While there is a body of research available that connects the built physical environment to clinical outcomes, one reason designers might be hesitant to take a research-based approach to acoustic design is cost. The elements that influence an occupant's experience with sound are unique to individual facilities, and each of these facilities requires research funding in order to accurately understand the role of sound in their particular space.

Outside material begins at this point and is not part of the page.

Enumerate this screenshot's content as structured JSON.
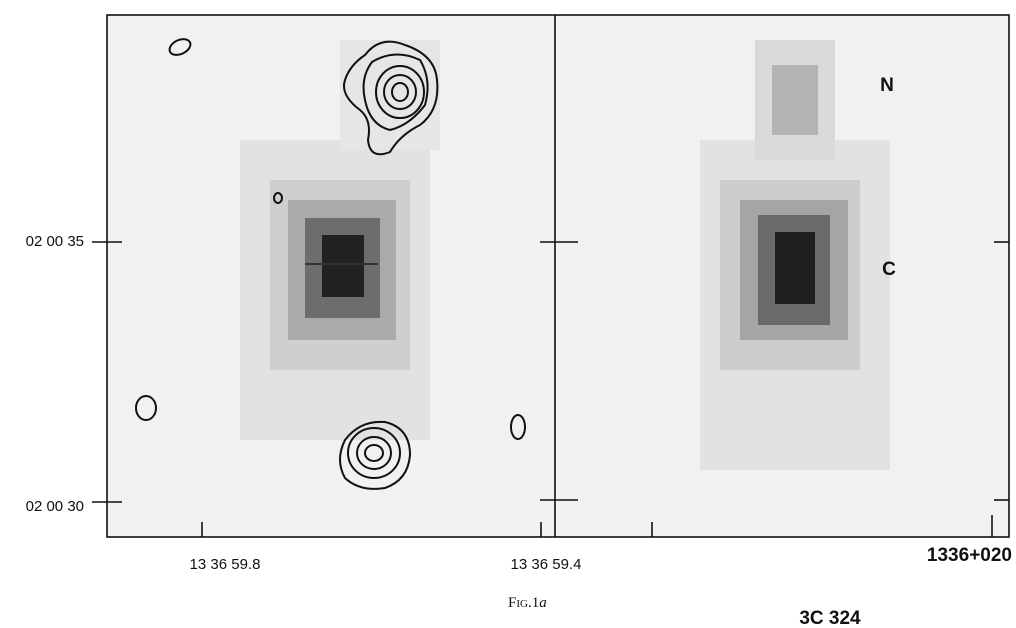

Designers often can make the case for evidence-based acoustic design by calculating human resource values, such as recruitment, retention and absenteeism, to reveal how a plan affects occupant performance and satisfaction with the environment and the organization as a whole. By determining the cost and profitability of these behaviors, the case can be made for the economic benefits derived from good, research-based design.

Savings gained from a reduction in staff turnover, for example, would allow an organization to recoup the higher investment required for the implementation of sound solutions. "You have to spend money to save money on people," says Orfield, who advocates such specialized data-gathering measures as building performance studies, which evaluate pre-occupancy acoustics of an environment; occupancy studies, which test users in a space to determine their perceptions of sound and its effect on their work utility; and office prototyping, which tests model spaces in a facility to determine occupants' reactions to various designs. "What is now possible is a more scientific understanding of what the occupant needs to feel better, perform better and enjoy better job satisfaction."